Les enjeux étaient donc entre Jacques et Nicolas, et la guerre entre ces deux joueurs prenait place à travers un poker parallèle. La maîtrise de l’alcool faisait office de cartes, et les coupes de vins remplaçaient les jetons.

- Jack, ta coupe est vide, je te sers.
- Merci. Tu ne veux pas boire Nic ?
- Boaf, tu sais, par chez nous, le vin…

Vers cinq heures du matin, le jeu décisif de la partie arriva enfin. Loris avait été élimé une heure plus tôt. Pierre possédait le cinquième du capital de la table, soit une vingtaine d’euros. Jacques et Nicolas possédaient à peu près les deux cinquièmes du capital chacun, soit une quarantaine d’euros chacun. Sur la table, il y avait le neuf de cœur, la dame de trèfle et l’as de cœur. Pierre mit all-in. Jacques suivit.

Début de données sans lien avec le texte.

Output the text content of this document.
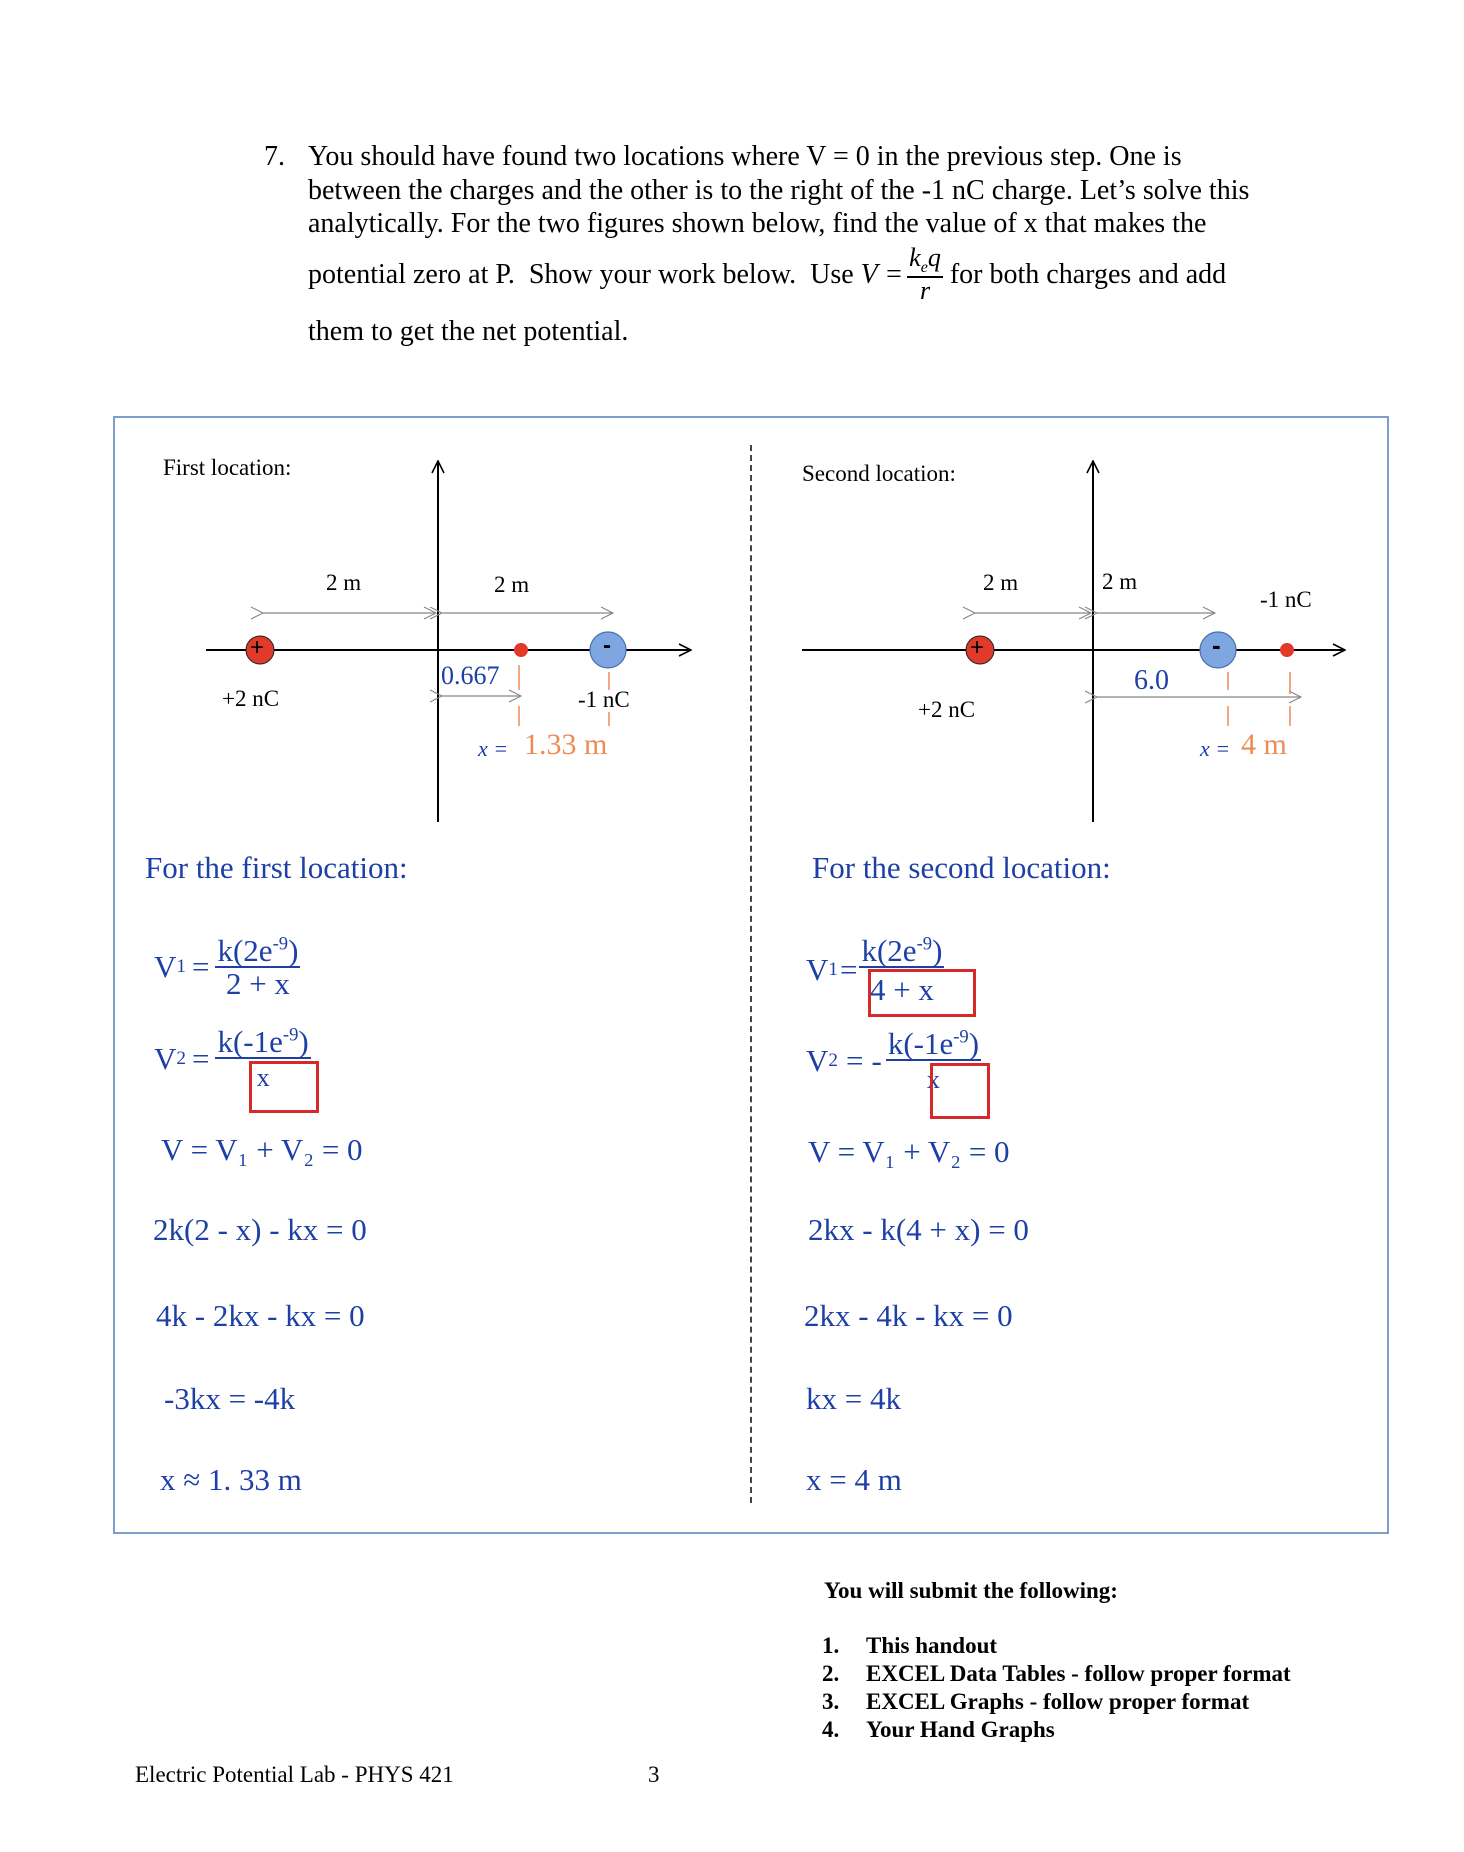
7. You should have found two locations where V = 0 in the previous step. One is
between the charges and the other is to the right of the -1 nC charge. Let’s solve this
analytically. For the two figures shown below, find the value of x that makes the
potential zero at P.  Show your work below.  Use $V = \frac{k_eq}{r}$ for both charges and add
them to get the net potential.
+	-	+	-
First location:
2 m	2 m
+2 nC	-1 nC
0.667
x = 1.33 m
Second location:
2 m	2 m
-1 nC
+2 nC
6.0
x = 4 m
For the first location:
V $1 = \frac{k(2e^{-9})}{2 + x}$
V $2 = \frac{k(-1e^{-9})}{x}$
V = V₁ + V₂ = 0
2k(2 - x) - kx = 0
4k - 2kx - kx = 0
-3kx = -4k
x ≈ 1. 33 m
For the second location:
V $1 = \frac{k(2e^{-9})}{4 + x}$
V 2 = - $\frac{k(-1e^{-9})}{x}$
V = V₁ + V₂ = 0
2kx - k(4 + x) = 0
2kx - 4k - kx = 0
kx = 4k
x = 4 m
You will submit the following:
1. This handout
2. EXCEL Data Tables - follow proper format
3. EXCEL Graphs - follow proper format
4. Your Hand Graphs
Electric Potential Lab - PHYS 421	3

Nicolas avait dans sa main le dix de cœur et le sept de cœur. Avec la table, ça lui donnait quatre cartes en cœur, et il ne lui en fallait qu’une de plus pour avoir une couleur. Le jeu probable fort sur lequel les deux autres s’étaient lancés était la paire d’as, qui se ferait écrasé par une couleur. En misant all-in, Pierre allait débalancer le capital de la table. Si Nicolas se couchait et que Jacques l’emportait, Jacques se retrouverait avec le trois cinquième du capital, assez pour remporter un jeu de puissance. Nicolas décida donc de suivre. Il espérait voir apparaître un cœur.

- Je suis.

Loris, qui faisait le croupier depuis sa défaite, plaça sur la table la quatrième carte, nommée « the turn ». Cinq de cœur. Nicolas n’afficha aucun sourire. Intérieurement, il crut avoir gagné.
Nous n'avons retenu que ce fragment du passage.